Валентина Васильевна осмотрела все натянутые на подрамники холсты и стоявшие под рабочим столом разнокалиберные листы картона. Некоторые живописные работы были выполнены на стекле и жести. Их она тоже осмотрела. Две работы – весенний сад в цвету и лесное озеро – ей очень понравились, но своего восторга она не показала. Марков не любил, когда восхищались его пейзажами. Наверное, не хотел, чтобы люди, даже мысленно, проводили параллели между его полотнами и картинами его знаменитого отца.

– Ничего неблагопристойного я не увидела, – сказала Рыбакова, собираясь присесть в кресло после более чем получаса поисков.

– Принимайтесь за стеллажи. Там вся графика.

– Смеетесь? Там же папок не один десяток! А рисунков тогда сколько?

– Валентина, я вас прошу!

– Хорошо, я посмотрю.

Рыбакова начала с полок, располагавшихся под потолком. Она залезла на стремянку, взяла одну из папок и села на верхнюю ступеньку.

Она переворачивала листы, почти не глядя. В основном это были пейзажи и натюрморты. Техника исполнения и материалы были разными: пастель, сангина, охра. Иногда попадались портреты и фигуры в полный рост, но ни одного изображения обнаженной натуры за два с лишним часа Валентина Васильевна не обнаружила.
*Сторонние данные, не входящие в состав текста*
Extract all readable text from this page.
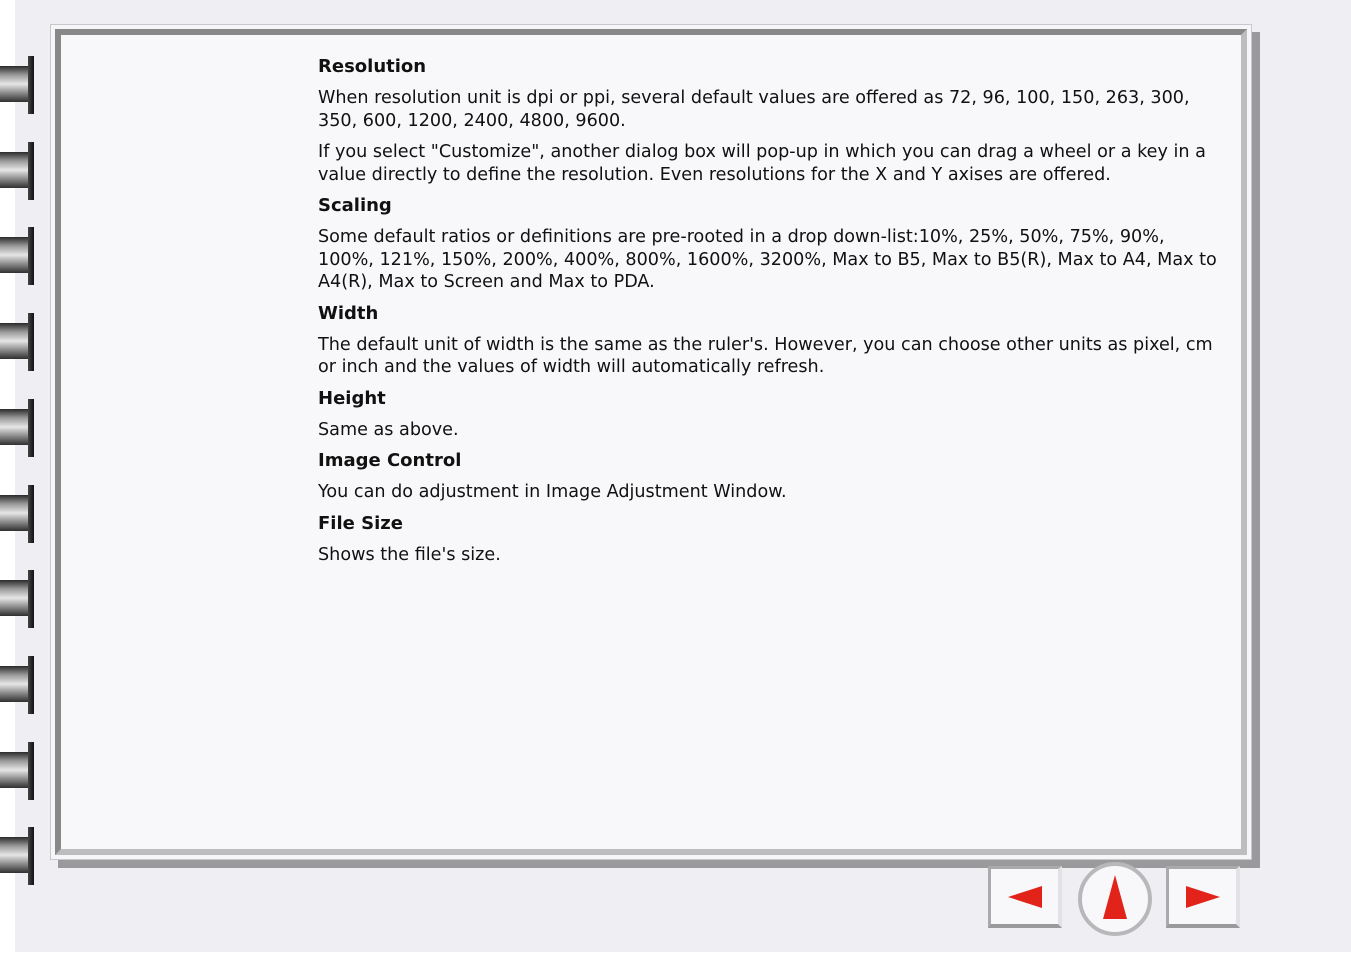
Resolution

When resolution unit is dpi or ppi, several default values are offered as 72, 96, 100, 150, 263, 300, 350, 600, 1200, 2400, 4800, 9600.

If you select "Customize", another dialog box will pop-up in which you can drag a wheel or a key in a value directly to define the resolution. Even resolutions for the X and Y axises are offered.

Scaling

Some default ratios or definitions are pre-rooted in a drop down-list:10%, 25%, 50%, 75%, 90%, 100%, 121%, 150%, 200%, 400%, 800%, 1600%, 3200%, Max to B5, Max to B5(R), Max to A4, Max to A4(R), Max to Screen and Max to PDA.

Width

The default unit of width is the same as the ruler's. However, you can choose other units as pixel, cm or inch and the values of width will automatically refresh.

Height

Same as above.

Image Control

You can do adjustment in Image Adjustment Window.

File Size

Shows the file's size.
– Ярослав, я уже устала. Пожалейте! – жалобно протянула она, закрывая очередную папку.

– Давайте сделаем перерыв, а потом вы продолжите.

– Идет. Я бросила бы все к чертям собачьим, если бы не понимала, насколько это вам нужно.

– Может оказаться даже нужнее, чем мне на данный момент кажется. Вам чаю?

– Лучше кофе. Старушке надо немедленно взбодриться.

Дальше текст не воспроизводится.